El supremacista blanco Brenton Tarrant, de 28 años. (Foto: AFP)
El supremacista blanco Brenton Tarrant, de 28 años. (Foto: AFP)

El ataque terrorista ejecutado por un supremacista blanco contra musulmanes que rezaban en dos mezquitas en Nueva Zelanda le quitó cierta inocencia a ese país de escasa violencia. Una sociedad multicultural con un 67% de ancestros europeos, 15% de indígenas originarios maoríes y un porcentaje importante de inmigrantes que han buscado oportunidades en esas tierras del océano Pacífico en recientes décadas.

El perfil de personalidad, la ideología y el método de Brent Tarrant, el terrorista, no distan de las de otros –religiosos o no– que han cometido masacres en nombre de supuestos dioses, naciones o pureza racial, en muchas otras partes del planeta.

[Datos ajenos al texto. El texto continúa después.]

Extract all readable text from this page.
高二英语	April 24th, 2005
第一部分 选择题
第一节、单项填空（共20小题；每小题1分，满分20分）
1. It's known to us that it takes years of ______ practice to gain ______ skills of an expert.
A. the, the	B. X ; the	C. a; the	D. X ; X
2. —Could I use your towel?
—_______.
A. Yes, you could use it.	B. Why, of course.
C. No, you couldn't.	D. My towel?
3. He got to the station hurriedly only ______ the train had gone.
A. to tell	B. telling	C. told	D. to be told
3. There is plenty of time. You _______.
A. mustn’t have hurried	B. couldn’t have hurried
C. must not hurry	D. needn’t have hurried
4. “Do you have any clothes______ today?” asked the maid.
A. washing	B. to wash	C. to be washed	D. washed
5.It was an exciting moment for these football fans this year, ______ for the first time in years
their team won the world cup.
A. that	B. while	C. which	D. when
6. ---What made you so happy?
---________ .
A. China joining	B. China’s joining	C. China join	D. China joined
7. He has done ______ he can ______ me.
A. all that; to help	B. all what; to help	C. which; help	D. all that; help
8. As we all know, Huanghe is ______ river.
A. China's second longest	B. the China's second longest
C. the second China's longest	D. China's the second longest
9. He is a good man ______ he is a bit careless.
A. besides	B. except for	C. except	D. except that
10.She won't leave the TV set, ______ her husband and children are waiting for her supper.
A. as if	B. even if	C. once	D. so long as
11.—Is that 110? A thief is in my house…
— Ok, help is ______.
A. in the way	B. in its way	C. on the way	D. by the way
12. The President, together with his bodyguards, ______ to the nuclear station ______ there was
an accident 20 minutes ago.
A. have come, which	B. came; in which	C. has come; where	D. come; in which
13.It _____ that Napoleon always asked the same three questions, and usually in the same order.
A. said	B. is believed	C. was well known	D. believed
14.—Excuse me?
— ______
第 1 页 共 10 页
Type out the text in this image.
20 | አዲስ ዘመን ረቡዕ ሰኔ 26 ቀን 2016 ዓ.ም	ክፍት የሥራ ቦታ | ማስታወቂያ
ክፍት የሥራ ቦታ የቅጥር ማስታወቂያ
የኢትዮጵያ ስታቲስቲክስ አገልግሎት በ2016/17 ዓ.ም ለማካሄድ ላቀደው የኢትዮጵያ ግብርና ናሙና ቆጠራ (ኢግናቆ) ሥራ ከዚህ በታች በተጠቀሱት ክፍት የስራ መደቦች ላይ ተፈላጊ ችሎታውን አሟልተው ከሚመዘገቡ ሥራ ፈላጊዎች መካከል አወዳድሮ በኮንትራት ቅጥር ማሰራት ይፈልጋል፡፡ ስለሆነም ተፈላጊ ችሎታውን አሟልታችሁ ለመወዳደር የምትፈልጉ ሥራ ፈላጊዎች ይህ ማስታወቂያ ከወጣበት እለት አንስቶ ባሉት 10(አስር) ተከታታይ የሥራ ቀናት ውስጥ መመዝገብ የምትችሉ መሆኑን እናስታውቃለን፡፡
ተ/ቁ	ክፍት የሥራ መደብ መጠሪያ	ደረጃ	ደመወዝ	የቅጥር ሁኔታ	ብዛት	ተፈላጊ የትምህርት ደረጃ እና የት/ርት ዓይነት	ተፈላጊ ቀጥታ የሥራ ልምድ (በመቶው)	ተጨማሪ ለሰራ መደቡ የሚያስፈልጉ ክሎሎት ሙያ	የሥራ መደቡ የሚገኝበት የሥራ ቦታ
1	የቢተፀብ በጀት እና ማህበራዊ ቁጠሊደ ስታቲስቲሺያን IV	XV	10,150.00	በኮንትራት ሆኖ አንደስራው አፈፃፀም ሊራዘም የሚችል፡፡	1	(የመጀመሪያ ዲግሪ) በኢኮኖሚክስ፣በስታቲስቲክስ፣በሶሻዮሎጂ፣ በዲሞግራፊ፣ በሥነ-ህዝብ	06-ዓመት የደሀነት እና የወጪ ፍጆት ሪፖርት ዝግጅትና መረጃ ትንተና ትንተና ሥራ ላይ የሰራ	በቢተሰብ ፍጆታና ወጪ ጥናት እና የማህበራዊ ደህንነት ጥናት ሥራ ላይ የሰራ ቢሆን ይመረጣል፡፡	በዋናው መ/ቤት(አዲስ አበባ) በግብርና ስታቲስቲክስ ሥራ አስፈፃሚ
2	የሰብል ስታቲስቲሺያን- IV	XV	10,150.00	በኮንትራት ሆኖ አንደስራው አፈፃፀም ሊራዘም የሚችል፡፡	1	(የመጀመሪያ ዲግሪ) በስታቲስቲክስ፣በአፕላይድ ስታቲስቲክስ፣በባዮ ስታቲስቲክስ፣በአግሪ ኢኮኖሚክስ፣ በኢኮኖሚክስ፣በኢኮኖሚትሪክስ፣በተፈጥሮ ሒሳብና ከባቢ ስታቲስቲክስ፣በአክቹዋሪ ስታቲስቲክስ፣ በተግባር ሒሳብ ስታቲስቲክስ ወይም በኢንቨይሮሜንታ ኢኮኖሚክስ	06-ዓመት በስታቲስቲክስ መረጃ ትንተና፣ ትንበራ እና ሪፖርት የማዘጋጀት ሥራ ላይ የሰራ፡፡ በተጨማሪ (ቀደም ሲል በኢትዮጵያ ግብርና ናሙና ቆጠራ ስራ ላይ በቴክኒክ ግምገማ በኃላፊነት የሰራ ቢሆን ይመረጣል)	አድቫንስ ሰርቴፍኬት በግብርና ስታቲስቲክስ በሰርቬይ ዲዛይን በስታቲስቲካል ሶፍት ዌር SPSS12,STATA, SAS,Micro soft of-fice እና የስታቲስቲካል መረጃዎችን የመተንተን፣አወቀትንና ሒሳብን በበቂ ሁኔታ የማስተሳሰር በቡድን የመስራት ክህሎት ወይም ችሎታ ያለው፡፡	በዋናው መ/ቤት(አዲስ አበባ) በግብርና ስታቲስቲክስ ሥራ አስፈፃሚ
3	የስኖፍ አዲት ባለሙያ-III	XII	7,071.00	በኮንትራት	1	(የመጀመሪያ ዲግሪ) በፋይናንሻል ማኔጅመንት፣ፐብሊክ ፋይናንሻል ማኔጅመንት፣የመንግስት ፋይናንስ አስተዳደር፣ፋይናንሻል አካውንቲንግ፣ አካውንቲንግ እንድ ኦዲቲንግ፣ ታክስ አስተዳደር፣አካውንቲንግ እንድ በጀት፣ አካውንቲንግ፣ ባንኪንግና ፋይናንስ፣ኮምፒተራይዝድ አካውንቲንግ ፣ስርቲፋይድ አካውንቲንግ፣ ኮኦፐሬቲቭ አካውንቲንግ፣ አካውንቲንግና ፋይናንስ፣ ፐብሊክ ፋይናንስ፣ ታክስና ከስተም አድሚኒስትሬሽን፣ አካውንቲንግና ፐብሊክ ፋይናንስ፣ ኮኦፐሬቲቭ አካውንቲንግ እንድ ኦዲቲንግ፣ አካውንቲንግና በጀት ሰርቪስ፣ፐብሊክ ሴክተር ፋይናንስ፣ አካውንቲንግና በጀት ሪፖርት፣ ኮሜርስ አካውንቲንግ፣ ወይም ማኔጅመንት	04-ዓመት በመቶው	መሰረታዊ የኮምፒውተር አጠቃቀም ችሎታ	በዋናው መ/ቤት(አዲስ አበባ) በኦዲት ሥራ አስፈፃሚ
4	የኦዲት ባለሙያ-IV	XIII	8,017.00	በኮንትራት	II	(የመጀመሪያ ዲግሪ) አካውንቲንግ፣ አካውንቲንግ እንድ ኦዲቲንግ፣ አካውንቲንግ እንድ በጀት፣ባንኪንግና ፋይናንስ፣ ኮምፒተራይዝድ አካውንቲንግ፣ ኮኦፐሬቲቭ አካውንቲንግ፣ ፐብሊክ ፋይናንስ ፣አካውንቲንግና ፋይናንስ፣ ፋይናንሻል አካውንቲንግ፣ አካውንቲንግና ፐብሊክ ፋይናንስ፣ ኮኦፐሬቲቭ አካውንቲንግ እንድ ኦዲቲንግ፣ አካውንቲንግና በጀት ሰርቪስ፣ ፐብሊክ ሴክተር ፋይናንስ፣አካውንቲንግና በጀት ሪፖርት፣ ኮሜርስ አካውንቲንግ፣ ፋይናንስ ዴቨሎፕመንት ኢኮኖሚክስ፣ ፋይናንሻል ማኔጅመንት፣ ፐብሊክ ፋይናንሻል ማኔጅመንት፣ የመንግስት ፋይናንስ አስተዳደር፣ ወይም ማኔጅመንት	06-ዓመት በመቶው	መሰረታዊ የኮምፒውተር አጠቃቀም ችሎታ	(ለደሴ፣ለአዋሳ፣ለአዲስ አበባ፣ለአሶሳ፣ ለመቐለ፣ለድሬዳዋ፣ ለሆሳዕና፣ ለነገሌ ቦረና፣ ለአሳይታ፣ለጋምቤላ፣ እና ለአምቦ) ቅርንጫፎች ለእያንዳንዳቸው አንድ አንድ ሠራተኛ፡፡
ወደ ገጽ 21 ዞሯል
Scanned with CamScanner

Según la policía, Tarrant mencionaba en una cuenta de Twitter el manifiesto El Gran Reemplazo, un libelo que cita el derecho del hombre blanco sobre los “invasores” que amenazan sus tierras cuyo autor fue Dylann Roof, un joven que asesinó a nueve afroamericanos en una iglesia de Charleston, en EE.UU., para inspirar una guerra racial. Este mismo manuscrito inspiró a Anders Breivik, el terrorista ultraderechista que asesinó a 69 adolescentes que acudían a un campamento organizado por el partido laborista de Noruega en la isla de Utøya, en 2011.

El terrorismo y el fanatismo se dan cuando cualquier persona o grupo justifica que las ideas están por encima del respeto a la vida. El atentado en Nueva Zelanda nos deja con otro problema: cómo detener a los asesinos y terroristas, que por razones obvias buscan la espectacularidad, pero al filmar sus crímenes las redes sociales no tienen tiempo (o ¿no quieren a tiempo?) de cortar la señal que transmiten en vivo. Este es un desafío cada vez más urgente.